4. Werner's Theory

Werner's Theory :

Werner in 1983 presented a theory known as Werner's coordination theory. More important postulates of this theory are :

Most element exhibit two types of valencies :

(a) Primary valency and

(b) Secondary valency.

(a) Primary valency :  

This corresponds to oxidation state of the metal ion. This is also called principal, ionisable or ionic valency. It is satisfied by negative ions and its attachment with the central metal ion is shown by dotted lines.
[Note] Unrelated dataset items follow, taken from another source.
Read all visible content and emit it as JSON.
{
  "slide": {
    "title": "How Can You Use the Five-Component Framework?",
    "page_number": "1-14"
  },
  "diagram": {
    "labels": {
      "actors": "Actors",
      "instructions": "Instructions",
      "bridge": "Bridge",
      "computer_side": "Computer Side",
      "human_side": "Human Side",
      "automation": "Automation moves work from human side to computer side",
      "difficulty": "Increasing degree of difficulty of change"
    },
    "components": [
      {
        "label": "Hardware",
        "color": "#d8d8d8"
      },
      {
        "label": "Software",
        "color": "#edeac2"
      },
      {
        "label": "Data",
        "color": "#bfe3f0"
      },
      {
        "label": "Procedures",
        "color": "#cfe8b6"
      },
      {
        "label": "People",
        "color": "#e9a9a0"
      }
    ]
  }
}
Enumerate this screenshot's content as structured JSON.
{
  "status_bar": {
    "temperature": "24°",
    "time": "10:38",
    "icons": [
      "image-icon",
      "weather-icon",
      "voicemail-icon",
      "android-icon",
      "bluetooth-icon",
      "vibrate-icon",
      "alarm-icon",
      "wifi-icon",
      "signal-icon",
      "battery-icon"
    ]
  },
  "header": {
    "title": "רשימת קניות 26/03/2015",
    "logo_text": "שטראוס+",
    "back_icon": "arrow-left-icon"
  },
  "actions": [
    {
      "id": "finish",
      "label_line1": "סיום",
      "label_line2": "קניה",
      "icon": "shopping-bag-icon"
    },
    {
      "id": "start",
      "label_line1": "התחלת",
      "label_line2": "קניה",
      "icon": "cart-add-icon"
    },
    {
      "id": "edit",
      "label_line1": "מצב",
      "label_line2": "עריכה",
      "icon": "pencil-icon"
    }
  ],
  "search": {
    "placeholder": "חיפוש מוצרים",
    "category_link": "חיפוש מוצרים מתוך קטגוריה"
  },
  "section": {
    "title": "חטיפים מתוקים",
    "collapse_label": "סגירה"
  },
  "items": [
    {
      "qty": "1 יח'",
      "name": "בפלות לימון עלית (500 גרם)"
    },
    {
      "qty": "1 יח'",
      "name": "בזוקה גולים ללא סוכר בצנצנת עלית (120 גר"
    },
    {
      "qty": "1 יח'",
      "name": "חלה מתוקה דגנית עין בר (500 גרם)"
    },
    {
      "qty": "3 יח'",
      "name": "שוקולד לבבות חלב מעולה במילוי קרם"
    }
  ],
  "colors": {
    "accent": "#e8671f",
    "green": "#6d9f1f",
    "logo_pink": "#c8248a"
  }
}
(b) Secondary or auxiliary valency :

It is also termed as coordination number (usually abbreviated as CN) of the central metal ion. It is non-ionic or non-ionisable (i.e. coordinate covalent bond type). This is satisfied by either negative ions or neutral molecules having lone pair of electrons (e.g., H₂O, NH₃ etc.) or even sometimes by some positive groups. The ligands which satisfy the coordination number are directly attached to the metal atom or ion and shown by thick lines.
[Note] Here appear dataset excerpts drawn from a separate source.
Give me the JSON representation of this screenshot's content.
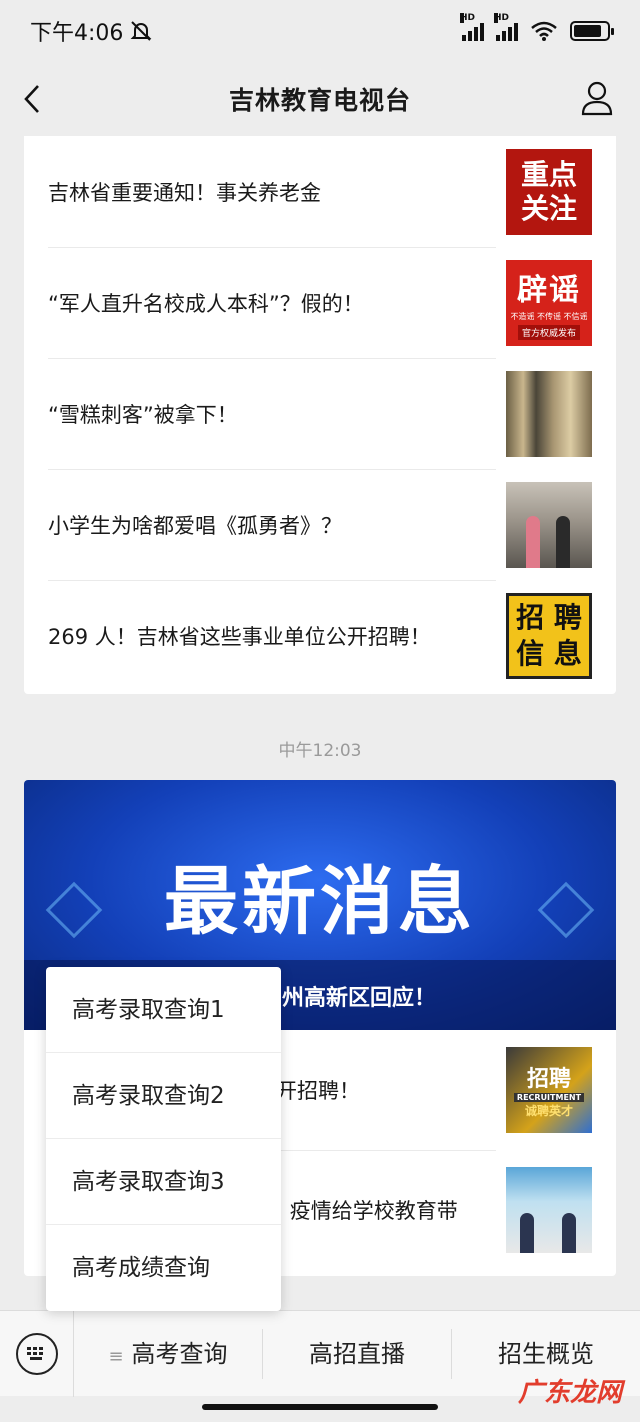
{
  "status_bar": {
    "time": "下午4:06",
    "hd1": "HD",
    "hd2": "HD"
  },
  "nav": {
    "title": "吉林教育电视台"
  },
  "articles_top": [
    {
      "title": "吉林省重要通知！事关养老金",
      "thumb_text": [
        "重点",
        "关注"
      ]
    },
    {
      "title": "“军人直升名校成人本科”？假的！",
      "thumb_text": [
        "辟谣",
        "不造谣 不传谣 不信谣",
        "官方权威发布"
      ]
    },
    {
      "title": "“雪糕刺客”被拿下！"
    },
    {
      "title": "小学生为啥都爱唱《孤勇者》？"
    },
    {
      "title": "269 人！吉林省这些事业单位公开招聘！",
      "thumb_text": [
        "招 聘",
        "信 息"
      ]
    }
  ],
  "timestamp": "中午12:03",
  "banner": {
    "title": "最新消息",
    "caption": "州高新区回应！"
  },
  "articles_bottom": [
    {
      "title": "开招聘！",
      "thumb_text": [
        "招聘",
        "RECRUITMENT",
        "诚聘英才"
      ]
    },
    {
      "title": "| 疫情给学校教育带"
    }
  ],
  "popup_menu": {
    "items": [
      "高考录取查询1",
      "高考录取查询2",
      "高考录取查询3",
      "高考成绩查询"
    ]
  },
  "menu_bar": {
    "items": [
      "高考查询",
      "高招直播",
      "招生概览"
    ],
    "active_icon": "≡"
  },
  "watermark": "广东龙网"
}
Every element tends to satisfy both its primary and secondary valencies. In order to meet this requirement a negative ion may often show a dual behaviour, i.e. it may satisfy both primary and secondary valencies since in every case the fulfillment of coordination number of the central metal ion appears essential. This dual behaviour is represented by both thick and dotted lines. For example, [CoCl(H₂O)₅]Cl₂ is represented as

The ions/groups bound by the secondary valencies have characteristic spatial arrangements corresponding to different coordination number. In the modern terminology, such spatial arrangements are called coordination polyhedra and various possibilities are

C.N. = 2      linear                                         

C.N. = 3      Triangular

C.N. = 4      tetrahedral or square planar       

C.N. = 6      octahedral.

To distinguish between the two types of valencies, Werner introduced the square brackets [ ] to enclose those atoms making up the coordination complex and which are, therefore, not ionized.
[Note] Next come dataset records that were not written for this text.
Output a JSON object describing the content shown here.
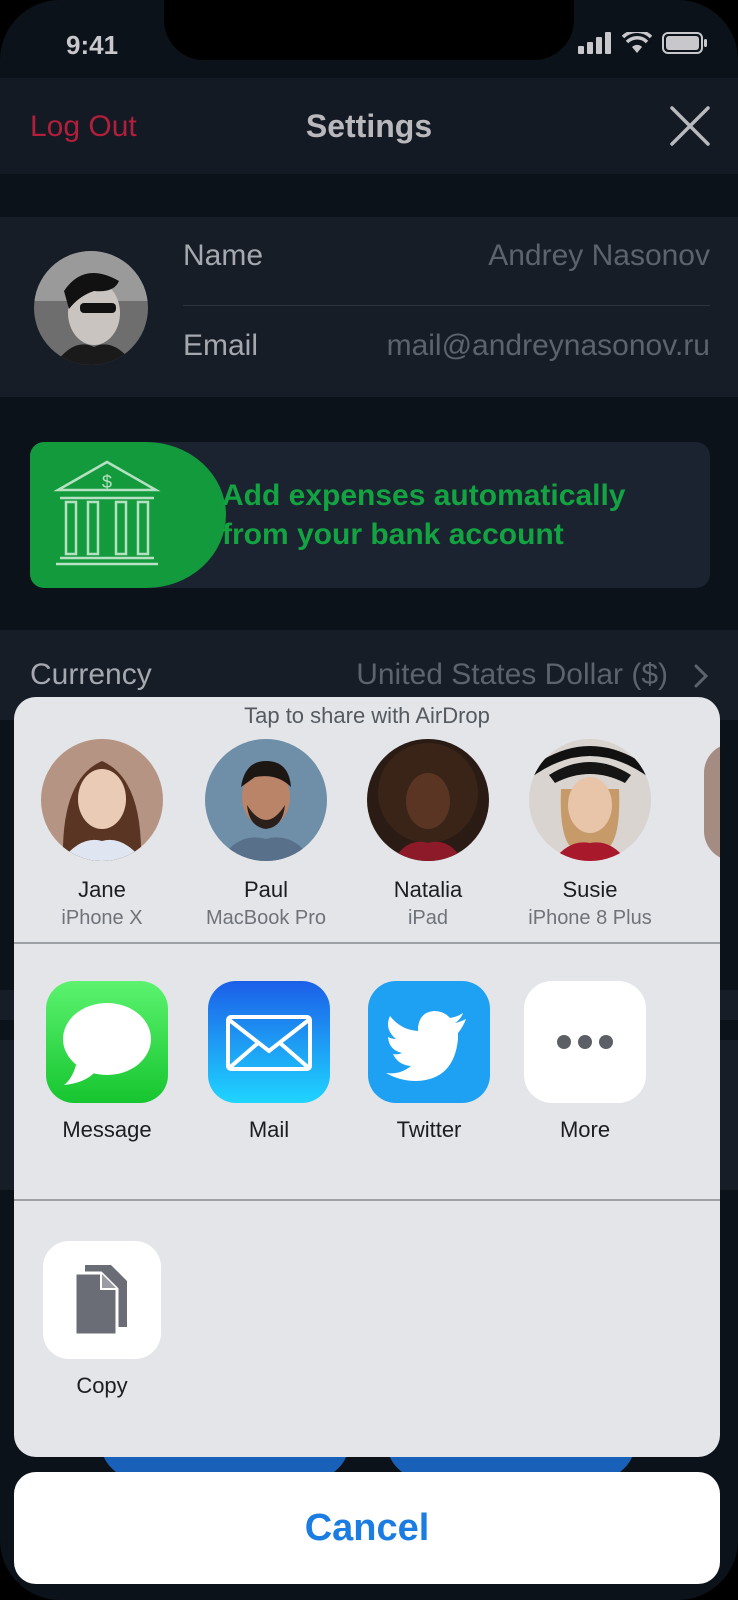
{
  "status": {
    "time": "9:41"
  },
  "nav": {
    "logout": "Log Out",
    "title": "Settings"
  },
  "profile": {
    "name_label": "Name",
    "name_value": "Andrey Nasonov",
    "email_label": "Email",
    "email_value": "mail@andreynasonov.ru"
  },
  "bank": {
    "text": "Add expenses automatically from your bank account"
  },
  "currency": {
    "label": "Currency",
    "value": "United States Dollar ($)"
  },
  "share": {
    "airdrop_title": "Tap to share with AirDrop",
    "people": [
      {
        "name": "Jane",
        "device": "iPhone X"
      },
      {
        "name": "Paul",
        "device": "MacBook Pro"
      },
      {
        "name": "Natalia",
        "device": "iPad"
      },
      {
        "name": "Susie",
        "device": "iPhone 8 Plus"
      }
    ],
    "apps": [
      {
        "label": "Message",
        "icon": "message-icon"
      },
      {
        "label": "Mail",
        "icon": "mail-icon"
      },
      {
        "label": "Twitter",
        "icon": "twitter-icon"
      },
      {
        "label": "More",
        "icon": "more-icon"
      }
    ],
    "copy_label": "Copy",
    "cancel": "Cancel"
  },
  "colors": {
    "logout": "#b01f3b",
    "bank_green": "#129a3c",
    "cancel_blue": "#1b7ce2"
  }
}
On the basis of the above postulates Werner formulated the coordination compounds, CoCl₃ . 6NH₃,
CoCl₃ . 5NH₃ and CoCl₃ . 4NH₃ as : [Co(NH₃)₆]Cl₃, [Co(NH₃)₅Cl]Cl₂ and [Co(NH₃)₄Cl₂]Cl respectively; the species within the square brackets being the coordination entitles (complexes) and the ions outside the square brackets the counter ions. He further postulated that octahedral, square, planar and tetrahedral geometrical shapes are more common in coordination compounds of transition metals. Thus, [Co(NH₃)₆]³⁺, [CoCl(NH₃)₅]²⁺, [CoCl₂(NH₃)₄]⁺ are octahedral entities, while [Ni(CO)₄] and [PtCl₄]^2– are tetrahedral and square-planar, respectively.